L’étude des défauts marque un fort contraste entre les deux espèces de disques. En ce qui concerne les disques ISO, à haute fraction surfacique, ils sont dans un état cristallin. Le cristal est dense et il n’est pas excité. Le peu de défauts que l’on mesure provient des défauts gelés dans la structure. Ces défauts ne permettent même pas de faire relaxer localement le cristal sur notre durée d’expérience. Quand la densité est plus faible, les disques ont alors plus de place pour vibrer. Des fluctuations permettent à des paires de dislocations, puis à des dislocations d’apparaître. Ceci montre un lien de cause à effet entre la présence de paires de dislocations et des dislocations uniques. La fonte est alors due à la prolifération de ces défauts.

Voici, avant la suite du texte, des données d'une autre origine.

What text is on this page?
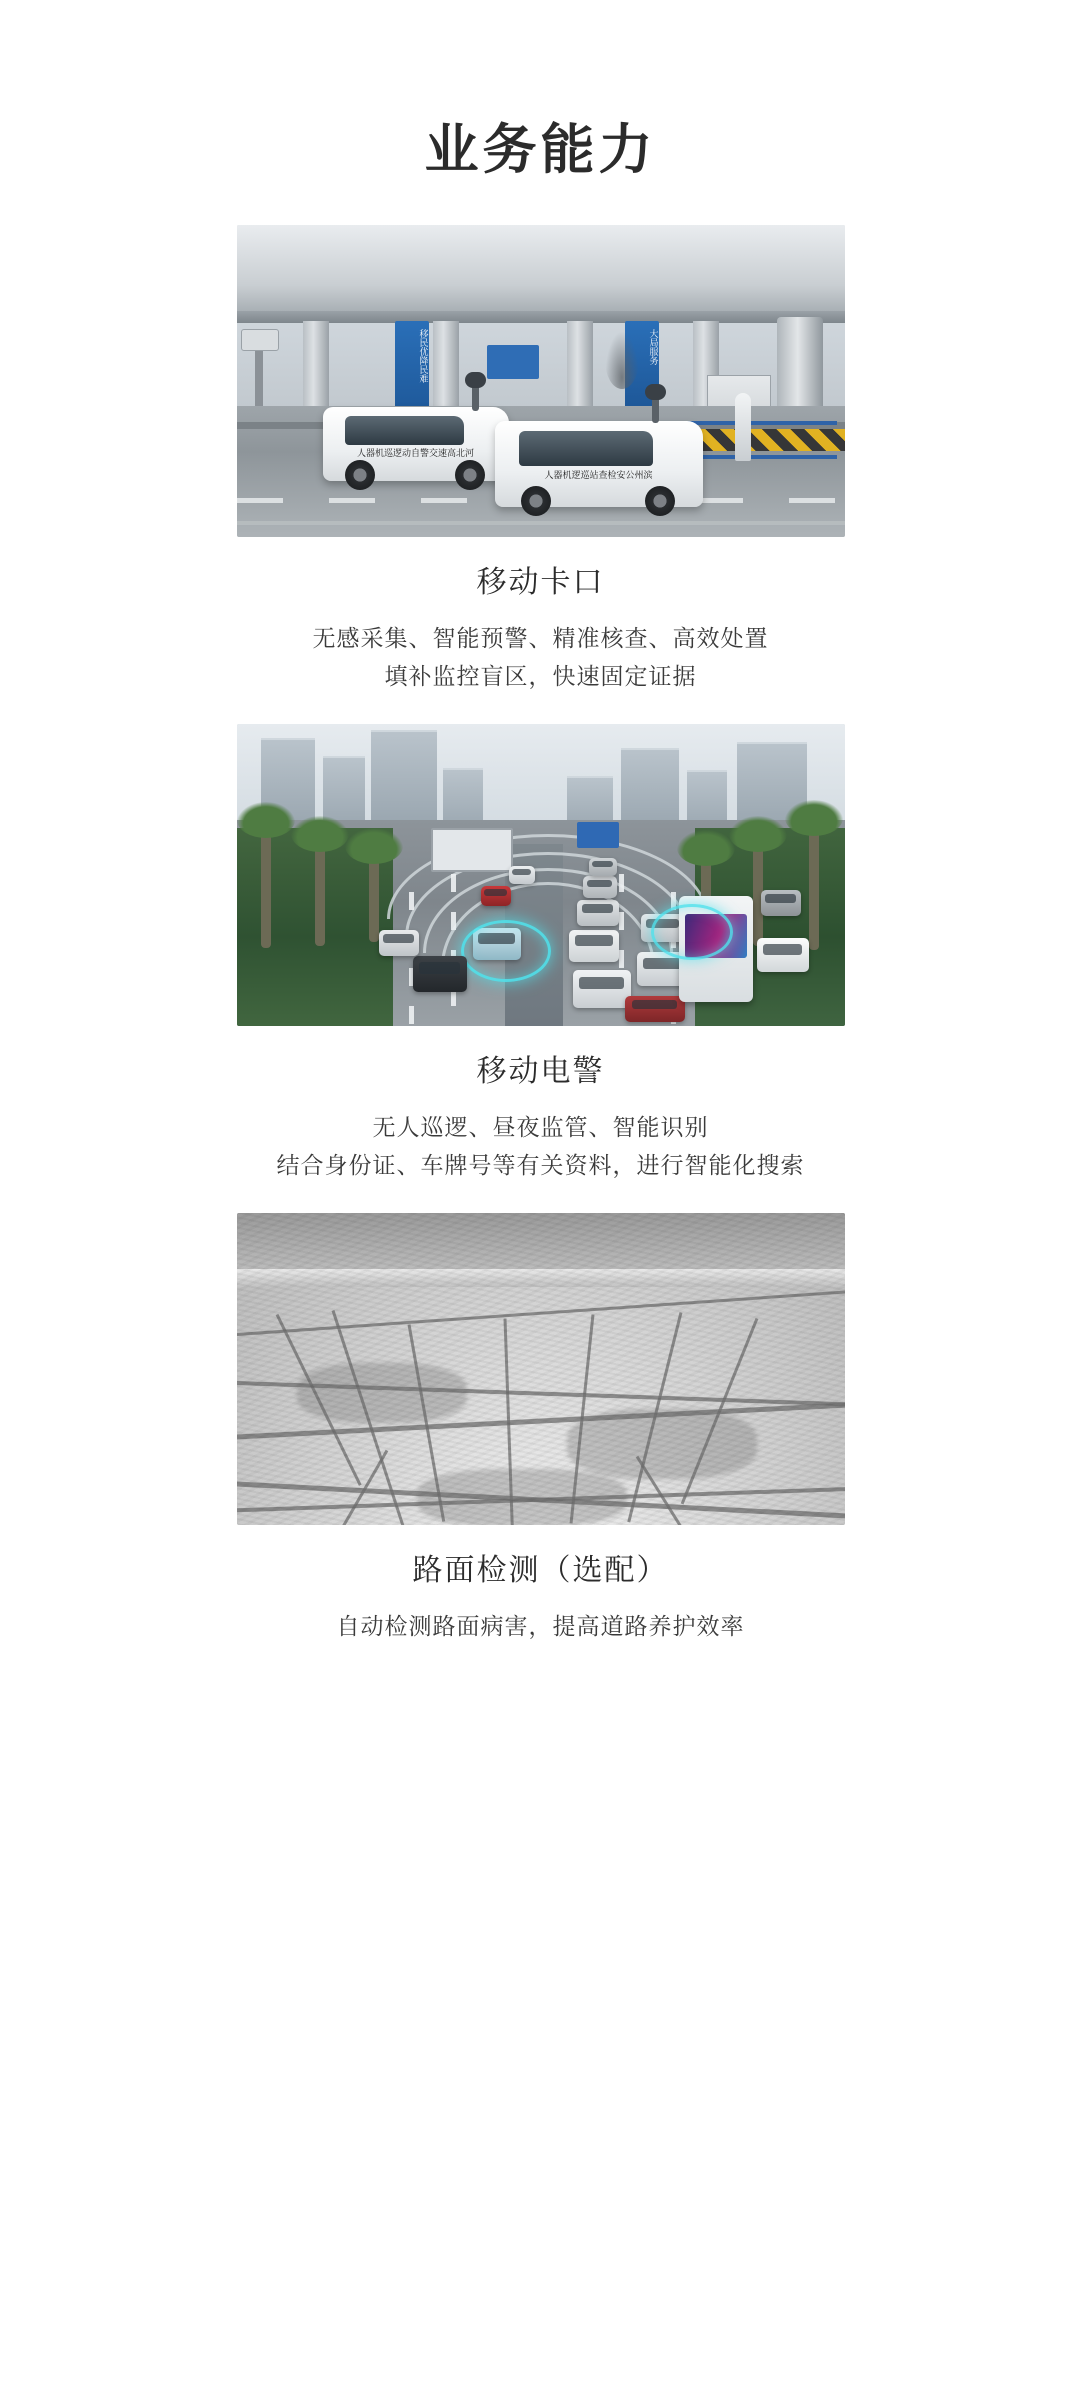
业务能力
移民优降民难	大局服务
人器机巡逻动自警交速高北河
人器机逻巡站查检安公州滨
移动卡口
无感采集、智能预警、精准核查、高效处置
填补监控盲区，快速固定证据
移动电警
无人巡逻、昼夜监管、智能识别
结合身份证、车牌号等有关资料，进行智能化搜索
路面检测（选配）
自动检测路面病害，提高道路养护效率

Ce scénario ressemble à celui de la fonte des cristaux d’équilibre, même si nous n’avons pas élucidé la question de la nature continue ou discontinue des transitions de phases.

Dans le cas des disques SPP, même à Φ ∼ 0.84 où l’on a reporté la présence d’un cluster ordonné qui a percolé et d’une réduction drastique de la place laissée aux particules dans les zones hors clusters, nous mesurons une très forte densité d’agrégats de défauts et de dislocations. Nous notons aussi la quasi-absence de paires de dislocations. Ceci implique que les dislocations sont excitées différemment que dans le cas du cristal d’équilibre. On observe que ces défauts sont mobiles et fugaces et semblent se propager aisément dans toute la structure cristalline, comme en attestent les lignes de dislocations observables sur la figure (4.3-c). Ainsi, la mobilité des défauts constitue une différence majeure entre le cristal d’équilibre et le cristal actif. Cette mobilité est très certainement responsable de la relaxation structurelle anormalement rapide du système de SPP.

(a) (b)

(c) (d)

Figure 4.4 – Densités de défauts en fonction de Φ. Le Φ mesuré en abscisse est pris comme la valeur des fractions surfaciques des cellules de Voronoï incluses dans la région d’intérêt restreinte. (a) : Densité de défauts pour les disques ISO en fonction de Φ. Les dislocations sont en bleu foncé, les désinclinaisons sont en rose, les paires de dislocations sont en violet et les agrégats sont en bleu ciel. (b) : Zoom de la figure (a) sur la densité de défauts d’ISO entre 0 et 7. (c) : densité de défauts pour les disques SPP en fonction de Φ. (d) : Zoom de la figure (c) sur la densité de défauts de SPP entre 0 et 7.